Molti anni dopo, quando chiesi a Giorgio Pini - che era stato direttore del giornale in quel periodo - il perché di quel trafiletto, mi disse che, su richiesta di Fantozzi, aveva assunto informazioni presso

ambienti tedeschi, compreso il suo vecchio amico von Halem. Quando questi gli diede la versione menzognera che aveva già fornito al prefetto, incarico un redattore di scrivere il trafiletto famigerato che avrebbe dovuto tranquillizzare la popolazione.

Oggi - mi disse Pini - il contrasto tra quel comunicato e la realtà, che si è saputa poi, è tale che la cosa mi mette a disagio.

A disagio, per quella strage, dovettero trovarsi in molti, sia tra i tedeschi che tra i fascisti, anche se poi non ebbero il coraggio morale e civile di dissociarsi, neppure nel dopoguerra quando non correvano più alcun pericolo.

Dollmann ha dedicato un libro al suo soggiorno italiano, “Roma nazista”, nel quale vi e un capitolo intitolato “Terrore nel nord”, ma non ha scritto una sola riga su Marzabotto.

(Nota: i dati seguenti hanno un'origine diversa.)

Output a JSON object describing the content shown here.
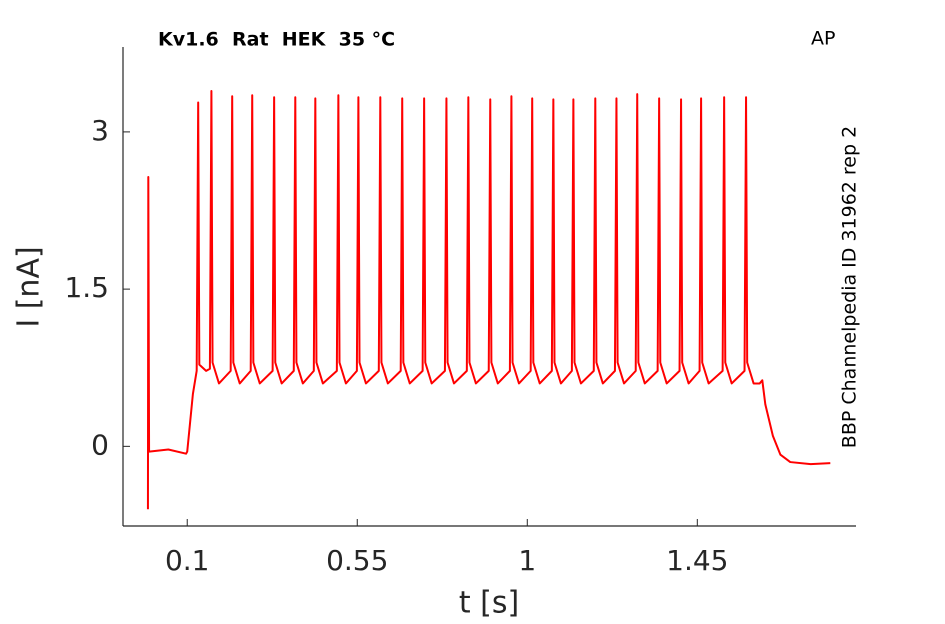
{
  "chart_data": {
    "type": "line",
    "title": "Kv1.6  Rat  HEK  35 °C",
    "annotation": "AP",
    "side_label": "BBP Channelpedia ID 31962 rep 2",
    "xlabel": "t [s]",
    "ylabel": "I [nA]",
    "xlim": [
      -0.07,
      1.87
    ],
    "ylim": [
      -0.76,
      3.81
    ],
    "xticks": [
      0.1,
      0.55,
      1,
      1.45
    ],
    "yticks": [
      0,
      1.5,
      3
    ],
    "grid": false,
    "series": [
      {
        "color": "#ff0000",
        "x": [
          -0.004,
          -0.003,
          -0.001,
          0.05,
          0.097,
          0.1,
          0.115,
          0.125,
          0.129,
          0.132,
          0.15,
          0.16,
          0.164,
          0.167,
          0.184,
          0.215,
          0.219,
          0.222,
          0.239,
          0.268,
          0.272,
          0.275,
          0.292,
          0.326,
          0.33,
          0.333,
          0.35,
          0.382,
          0.386,
          0.389,
          0.406,
          0.435,
          0.439,
          0.442,
          0.459,
          0.496,
          0.5,
          0.503,
          0.52,
          0.549,
          0.553,
          0.556,
          0.573,
          0.607,
          0.611,
          0.614,
          0.631,
          0.665,
          0.669,
          0.672,
          0.689,
          0.723,
          0.727,
          0.73,
          0.747,
          0.782,
          0.786,
          0.789,
          0.806,
          0.84,
          0.844,
          0.847,
          0.864,
          0.898,
          0.902,
          0.905,
          0.922,
          0.954,
          0.958,
          0.961,
          0.978,
          1.009,
          1.013,
          1.016,
          1.033,
          1.065,
          1.069,
          1.072,
          1.089,
          1.118,
          1.122,
          1.125,
          1.142,
          1.176,
          1.18,
          1.183,
          1.2,
          1.232,
          1.236,
          1.239,
          1.256,
          1.287,
          1.291,
          1.294,
          1.311,
          1.345,
          1.349,
          1.352,
          1.369,
          1.403,
          1.407,
          1.41,
          1.427,
          1.456,
          1.46,
          1.463,
          1.48,
          1.517,
          1.521,
          1.524,
          1.541,
          1.575,
          1.579,
          1.582,
          1.599,
          1.615,
          1.622,
          1.63,
          1.65,
          1.67,
          1.696,
          1.75,
          1.802
        ],
        "values": [
          -0.6,
          2.57,
          -0.05,
          -0.03,
          -0.07,
          -0.05,
          0.5,
          0.72,
          3.28,
          0.78,
          0.72,
          0.74,
          3.39,
          0.8,
          0.6,
          0.72,
          3.34,
          0.8,
          0.6,
          0.72,
          3.35,
          0.8,
          0.6,
          0.72,
          3.33,
          0.8,
          0.6,
          0.72,
          3.33,
          0.8,
          0.6,
          0.72,
          3.32,
          0.8,
          0.6,
          0.72,
          3.35,
          0.8,
          0.6,
          0.72,
          3.33,
          0.8,
          0.6,
          0.72,
          3.33,
          0.8,
          0.6,
          0.72,
          3.32,
          0.8,
          0.6,
          0.72,
          3.32,
          0.8,
          0.6,
          0.72,
          3.32,
          0.8,
          0.6,
          0.72,
          3.33,
          0.8,
          0.6,
          0.72,
          3.31,
          0.8,
          0.6,
          0.72,
          3.34,
          0.8,
          0.6,
          0.72,
          3.32,
          0.8,
          0.6,
          0.72,
          3.31,
          0.8,
          0.6,
          0.72,
          3.31,
          0.8,
          0.6,
          0.72,
          3.32,
          0.8,
          0.6,
          0.72,
          3.32,
          0.8,
          0.6,
          0.72,
          3.36,
          0.8,
          0.6,
          0.72,
          3.32,
          0.8,
          0.6,
          0.72,
          3.31,
          0.8,
          0.6,
          0.72,
          3.32,
          0.8,
          0.6,
          0.72,
          3.33,
          0.8,
          0.6,
          0.72,
          3.33,
          0.8,
          0.6,
          0.6,
          0.63,
          0.4,
          0.1,
          -0.08,
          -0.15,
          -0.17,
          -0.16
        ]
      }
    ]
  }
}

E lui, come ufficiale superiore delle SS e come membro della delegazione che rassicuro Fantozzi, doveva sapere molto .sulla strage, se non è addirittura uno dei responsabili. il generale von Senger - uno junker tedesco, nobile e cattolico praticante - ha scritto un libro di memorie dal titolo vagamente romantico:

“Combattere senza paura e senza speranza. Anche se arrivò a Bologna a cose fatte, nel libro non c'è il minimo riferimento alla strage e nessuna parola di cristiana pietà per le vittime. Anche

lui, come Dollmann, ha preferito fare opera di rimozione; si è limitato a scrivere che assunse il comando della 14^ armata il 15 ottobre quando il suo predecessore ebbe un attacco di sinusite.

Mario Agnoli, che fu podestà fascista durante la repubblichina di Salo, dedica poche righe a Marzabotto nel libro di memorie “Bologna città aperta”. Ha scritto che quando vide entrare nella sede comunale una donna profuga da Marzabotto, con un figlioletto in braccio, convenne con se stesso “come fosse stato inumano usare una così feroce rappresaglia verso vittime innocenti: donne, bambini, vecchi, sacerdoti”.

Non molto per un crimine cosi infame.